YANGON—The Arakan Army (AA) said on Saturday it had released 14 Border Police officers and four civilian women captured during coordinated attacks on four border outposts in northern Rakhine State’s Buthidaung Township a day earlier.
The group said it released the captives in line with international rules on the treatment of prisoners of war.
The Ministry of Information (MOI) said yesterday that 14 policemen were killed and 9 wounded, and 40 firearms and more than 10,000 rounds of ammunition seized, when the outposts came under attack by more than 300 AA rebels in Buthidaung early on Friday morning. On Friday, the Army had initially reported that nine security personnel had been killed.
According to a ministry statement, despite the arrival of reinforcements from the No. 8 Border Police Regiment and Myanmar military (or Tatmadaw) units, personnel stationed at the outposts were unable to resist the massive AA attack and retreated to two other outposts. The entire populations of four nearby villages fled to safer locations. Authorities were trying to contact them on Saturday.
The MOI statement reads: “The AA’s actions tend to complicate and destabilize the situation in Rakhine. Members of the security forces will take effective action against the AA.”
The AA announced the prisoner release via its information page yesterday. It accused the Myanmar military of using excessive force, including attack helicopters and heavy artillery, and of bringing police regiments into conflict zones, in order to combat AA units in Kyauk Taw, Rathedaung and Buthidaung, as well as areas along Myanmar’s borders with Bangladesh and India, for almost two months.
The armed group said: “There is almost daily fighting in the Rakhine region, and the number of internally displaced persons is mounting rapidly.”
The military’s use of the “four cuts” strategy and excessive force on the battlefield had forced it to mount the simultaneous attacks on the four border outposts in Buthidaung Township on Friday, it said. The “four cuts” policy was developed in the 1970s during the regime of the Burmese Socialist Programme Party with the intention of undermining ethnic militias by cutting off access to food, funds, information and recruitment.
The AA also accused police in Rakhine State of arbitrary arrests and imprisonment of Arakanese youth without proper reason, and of helping the military to implement the “four cuts” strategy instead of confining itself to conventional police duties despite warnings by the AA.
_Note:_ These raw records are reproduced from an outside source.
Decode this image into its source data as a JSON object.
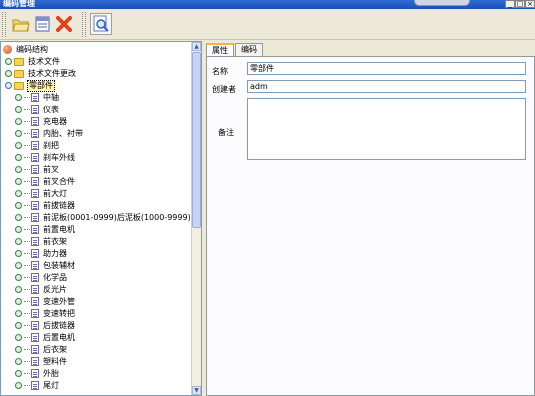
{
  "window": {
    "title": "编码管理"
  },
  "toolbar": {
    "buttons": [
      {
        "name": "open-folder",
        "icon": "folder-open-icon"
      },
      {
        "name": "edit",
        "icon": "document-edit-icon"
      },
      {
        "name": "delete",
        "icon": "red-x-icon"
      },
      {
        "name": "search",
        "icon": "magnifier-page-icon"
      }
    ]
  },
  "tree": {
    "root": "编码结构",
    "groups": [
      "技术文件",
      "技术文件更改"
    ],
    "selected_group": "零部件",
    "items": [
      "中轴",
      "仪表",
      "充电器",
      "内胎、衬带",
      "刹把",
      "刹车外线",
      "前叉",
      "前叉合件",
      "前大灯",
      "前拔链器",
      "前泥板(0001-0999)后泥板(1000-9999)",
      "前置电机",
      "前衣架",
      "助力器",
      "包装辅材",
      "化学品",
      "反光片",
      "变速外管",
      "变速转把",
      "后拔链器",
      "后置电机",
      "后衣架",
      "塑料件",
      "外胎",
      "尾灯"
    ]
  },
  "details": {
    "tabs": [
      "属性",
      "编码"
    ],
    "active_tab": "属性",
    "name_label": "名称",
    "name_value": "零部件",
    "creator_label": "创建者",
    "creator_value": "adm",
    "notes_label": "备注",
    "notes_value": ""
  },
  "colors": {
    "titlebar": "#1b4fb5",
    "selection": "#fff3b0",
    "tab_accent": "#f8b33e"
  }
}
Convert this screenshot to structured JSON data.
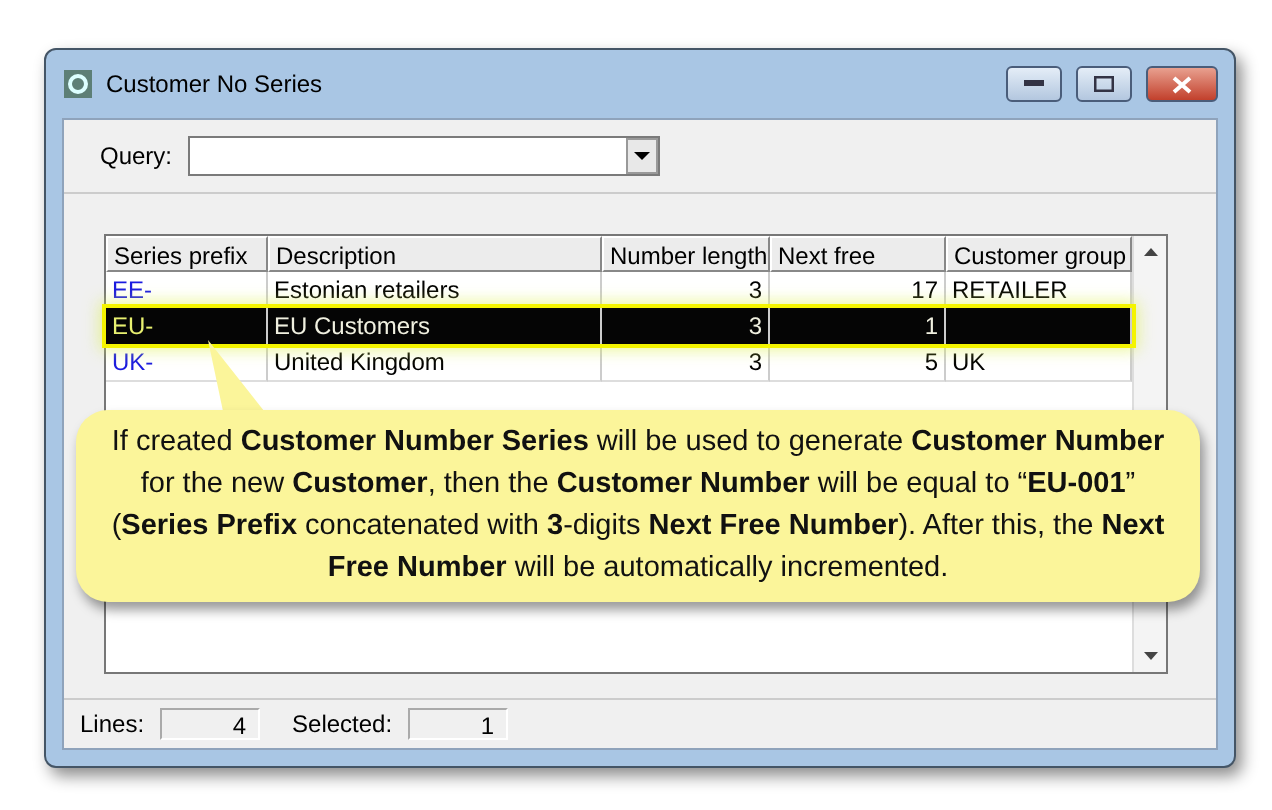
{
  "window": {
    "title": "Customer No Series"
  },
  "query": {
    "label": "Query:"
  },
  "table": {
    "columns": [
      "Series prefix",
      "Description",
      "Number length",
      "Next free",
      "Customer group"
    ],
    "rows": [
      {
        "selected": false,
        "cells": [
          "EE-",
          "Estonian retailers",
          "3",
          "17",
          "RETAILER"
        ]
      },
      {
        "selected": true,
        "cells": [
          "EU-",
          "EU Customers",
          "3",
          "1",
          ""
        ]
      },
      {
        "selected": false,
        "cells": [
          "UK-",
          "United Kingdom",
          "3",
          "5",
          "UK"
        ]
      }
    ]
  },
  "callout": "If created **Customer Number Series** will be used to generate **Customer Number** for the new **Customer**, then the **Customer Number** will be equal to “**EU-001**” (**Series Prefix** concatenated with **3**-digits **Next Free Number**). After this, the **Next Free Number** will be automatically incremented.",
  "status": [
    {
      "label": "Lines:",
      "value": "4"
    },
    {
      "label": "Selected:",
      "value": "1"
    }
  ]
}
On Saturday, the Myanmar Army used two helicopters to retake the four border outposts from AA troops. Some residents of nearby villages were reportedly injured in the helicopter attacks on AA positions.
The AA has acknowledged that three of its fighters were killed and some injured in recent armed clashes with the Tatmadaw in northern Rakhine.
Pro-military commentators and senior military personnel took to Facebook yesterday to accuse the AA of forming in alliance with the Arakan Rohingya Salvation Army (ARSA). Some local publications also published the accusations, which appear to be hearsay and not based in fact.
The AA categorically denied having any allies in its frontline activities in Rakhine, saying it is implementing the Arakan National Movement, which it said was the dream of the entire Arakan nation. It said the AA is the only armed organization fighting to drive Burmese “colonists” from Rakhine.
According to local relief groups, internally displaced persons (IDPs) in the region now number about 4,500. It is believed the actual figure could be even higher, however, as some of the displaced villagers are not sheltering in designated IDP camps.